The financial audit includes a review of the school system's special education services, legal services and health and dental fund, which covers health benefits for employees.

That committee began meeting in late August and is intended to provide the council with a comprehensive review of the school system's budget by next July.

In an Aug. 30 email to Ball, Howard County Schools Superintendent Renee Foose said staff have been “responsive and cooperative” with the county auditor's requests for information.

Foose wrote that the requests came at “the busiest time of year in the school system,” the beginning of school, and when the accounting office is closing financial books and preparing annual financial statements as it shifts to a new finance system.

School staff told the county auditor they expect to work on the auditor's requests by mid-September, Foose wrote.

County auditor Craig Glendenning declined to comment on the audit's progress because the review is continuing.

The school system is also audited by the Maryland State Department of Education, the Maryland Public School Construction Program and the Maryland Office of Legislative Audits.

The county's audit is part of a broader push for more accountability and transparency in the school system's budget process.

The school system is waiting on a letter from the county's auditor outlining the scope and timeline of the financial audit, White said.

The letter will set “a clear and understandable direction” for a collaborative process between the county and the school system, he said.

Ball said the county auditor has discussed the scope of the audit with the school board's own external auditor and was advised there was no space for the county auditor staff to work alongside the board external auditor in a trailer on site.
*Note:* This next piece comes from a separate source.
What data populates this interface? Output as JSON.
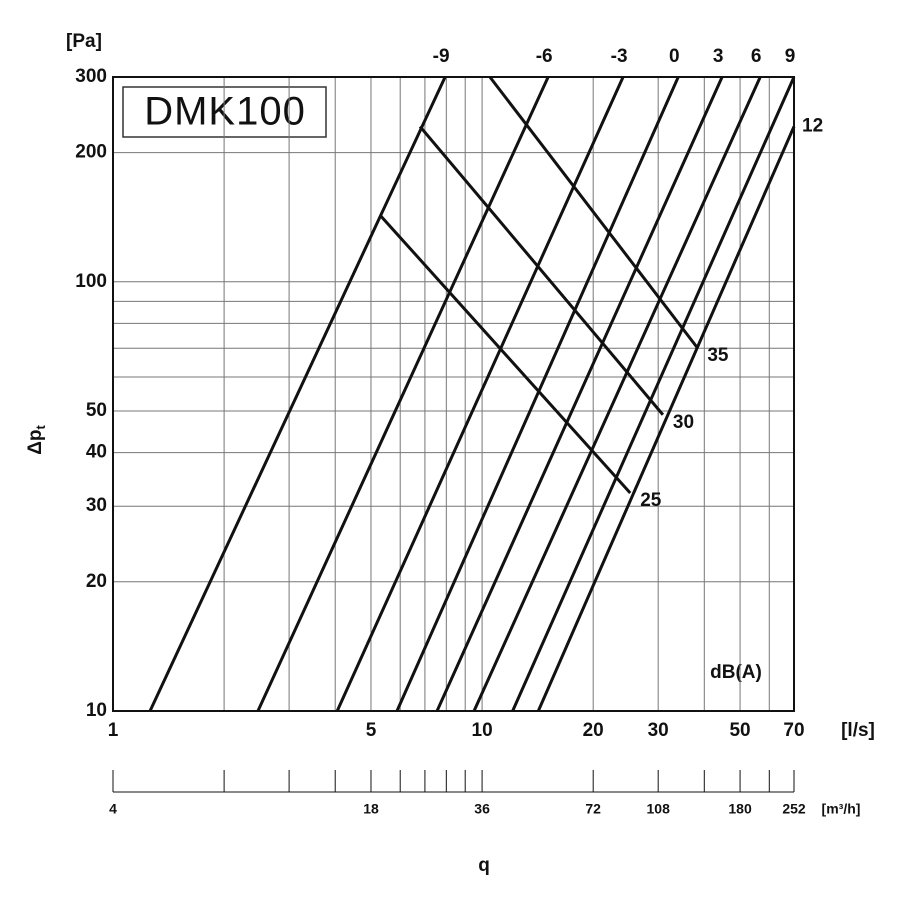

Foose, on the other hand, wrote the county auditor ignored a request to follow school system protocol for coordinating interviews through the office of the school system's chief financial officer. The superintendent also noted the county auditor should coordinate with the board external auditor to coordinate the review.

Ball also said the school system requested the presence of a Board of Education employee during county auditor interviews of staff, a request he called “unprecedented.” He said that in a move he described as “highly unusual,” the county auditor struck a compromise by offering to provide a list of selected interviewees to the school system and allow an external auditor to sit in on interviews.

As both sides discuss the issues related to the audit, White said the school system is committed to providing the requested information.

“It is a collaborative process, and it does take both sides to accomplish the work,” he said.